A Call To Arms – Get INNvolved
March 11, 2013 by Susan Rupe, assistant editor, at (866) 707-6786 x 124 or srupe@insurancenewsnet.com
Camp Hill, Pa., (March 7, 2013)– Millions of families are unaware that a slight change in the tax law on life insurance can have enormous implications for their financial future and dire consequences for 20 percent of Americans’ savings, says InsuranceNewsNet Magazine Publisher Paul Feldman.
“Individuals and families bought life insurance with a promise of tax-deferred growth and now bureaucrats are looking to that as a tax ‘expenditure’ to revoke for revenue,” Feldman says, noting that life insurance accounts for 20 percent of all savings in the United States. “But this would have the opposite effect, with fewer people buying life insurance and fewer people protecting their families — eventually costing rather than saving tax dollars.”
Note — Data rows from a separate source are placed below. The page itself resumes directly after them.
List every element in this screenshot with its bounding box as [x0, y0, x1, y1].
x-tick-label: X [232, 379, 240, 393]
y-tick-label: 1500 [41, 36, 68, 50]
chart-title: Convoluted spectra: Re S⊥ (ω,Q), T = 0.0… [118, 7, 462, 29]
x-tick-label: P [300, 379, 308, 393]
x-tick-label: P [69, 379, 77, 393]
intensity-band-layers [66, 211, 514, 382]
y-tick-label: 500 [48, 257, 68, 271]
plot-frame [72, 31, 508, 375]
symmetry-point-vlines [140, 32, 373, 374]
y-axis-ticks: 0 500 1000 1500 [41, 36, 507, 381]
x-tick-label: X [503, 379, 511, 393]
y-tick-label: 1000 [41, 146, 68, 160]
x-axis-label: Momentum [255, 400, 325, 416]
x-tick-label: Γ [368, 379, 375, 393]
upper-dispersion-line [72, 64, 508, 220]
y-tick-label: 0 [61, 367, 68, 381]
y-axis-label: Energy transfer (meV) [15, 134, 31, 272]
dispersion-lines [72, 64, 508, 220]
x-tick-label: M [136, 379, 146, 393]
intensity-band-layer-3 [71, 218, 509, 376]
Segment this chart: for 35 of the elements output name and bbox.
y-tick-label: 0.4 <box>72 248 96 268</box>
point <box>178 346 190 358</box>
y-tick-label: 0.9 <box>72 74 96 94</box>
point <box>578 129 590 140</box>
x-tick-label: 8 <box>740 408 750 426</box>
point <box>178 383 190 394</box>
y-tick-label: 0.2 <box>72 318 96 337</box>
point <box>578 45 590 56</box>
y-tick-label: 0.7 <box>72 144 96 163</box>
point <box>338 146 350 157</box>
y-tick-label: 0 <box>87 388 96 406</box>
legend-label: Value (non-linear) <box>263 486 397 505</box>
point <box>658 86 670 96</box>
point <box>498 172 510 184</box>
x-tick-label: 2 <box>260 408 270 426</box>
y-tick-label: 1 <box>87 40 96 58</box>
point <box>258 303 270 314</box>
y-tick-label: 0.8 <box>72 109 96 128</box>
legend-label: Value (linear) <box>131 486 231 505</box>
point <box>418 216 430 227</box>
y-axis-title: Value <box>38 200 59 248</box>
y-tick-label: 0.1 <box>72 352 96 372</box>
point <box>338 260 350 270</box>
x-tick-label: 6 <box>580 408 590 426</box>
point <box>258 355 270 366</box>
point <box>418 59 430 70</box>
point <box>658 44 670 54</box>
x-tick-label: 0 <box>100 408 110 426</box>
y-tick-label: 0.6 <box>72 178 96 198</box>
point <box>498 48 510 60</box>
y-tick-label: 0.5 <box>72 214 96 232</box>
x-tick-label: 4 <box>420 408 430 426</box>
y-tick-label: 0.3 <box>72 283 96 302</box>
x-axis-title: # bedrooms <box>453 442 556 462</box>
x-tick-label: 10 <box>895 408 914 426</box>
Tax “expenditures” are what fiscal analysts call favorable tax treatment. But by focusing on the tax-deferred status of life insurance gain as an expense, those analysts are missing the protection that life insurance has delivered for Americans since the founding fathers, such as Benjamin Franklin, promoted insurance and annuities to protect widows and orphans.
“The tax status was awarded in recognition of that essential protection,” Feldman says. “But that can change in a dead-of-night tax deal that undermines its value to Americans. People should let their representatives know that they depend on insurance.”
InsuranceNewsNet Magazine covered the topic in its March edition with its main feature, “The Taxers Are Coming!” (http://issuu.com/innm/docs/innmmar2013/26?mode=window). In the article, Editor-in-Chief Steven A. Morelli explores how the 75 million American families who rely on life insurance and annuities for financial security could wind up paying an unexpected tax if Congress decides to end the favorable tax treatment granted to life insurance products in 1913.
The tax-deferred growth of investment income in life insurance and annuity products sometimes is the only gain in a family’s net worth and something that people count on to secure their children’s future. Small businesses also sometimes use that money to help them through tough times, Feldman says.
“Many advisors have told us that clients were able to keep their businesses going during the recession because they were able to borrow against the cash value of their owner’s life insurance policy,” Feldman says. “This was during a tumultuous period when no one else would lend them a dime.”
Feldman says individuals should know that their legislators are looking to tax that investment gain to fill in budget holes left by the federal government’s inability to rein in spending. He urged citizens to visit the site www.INNvolved.org and find out how they can help.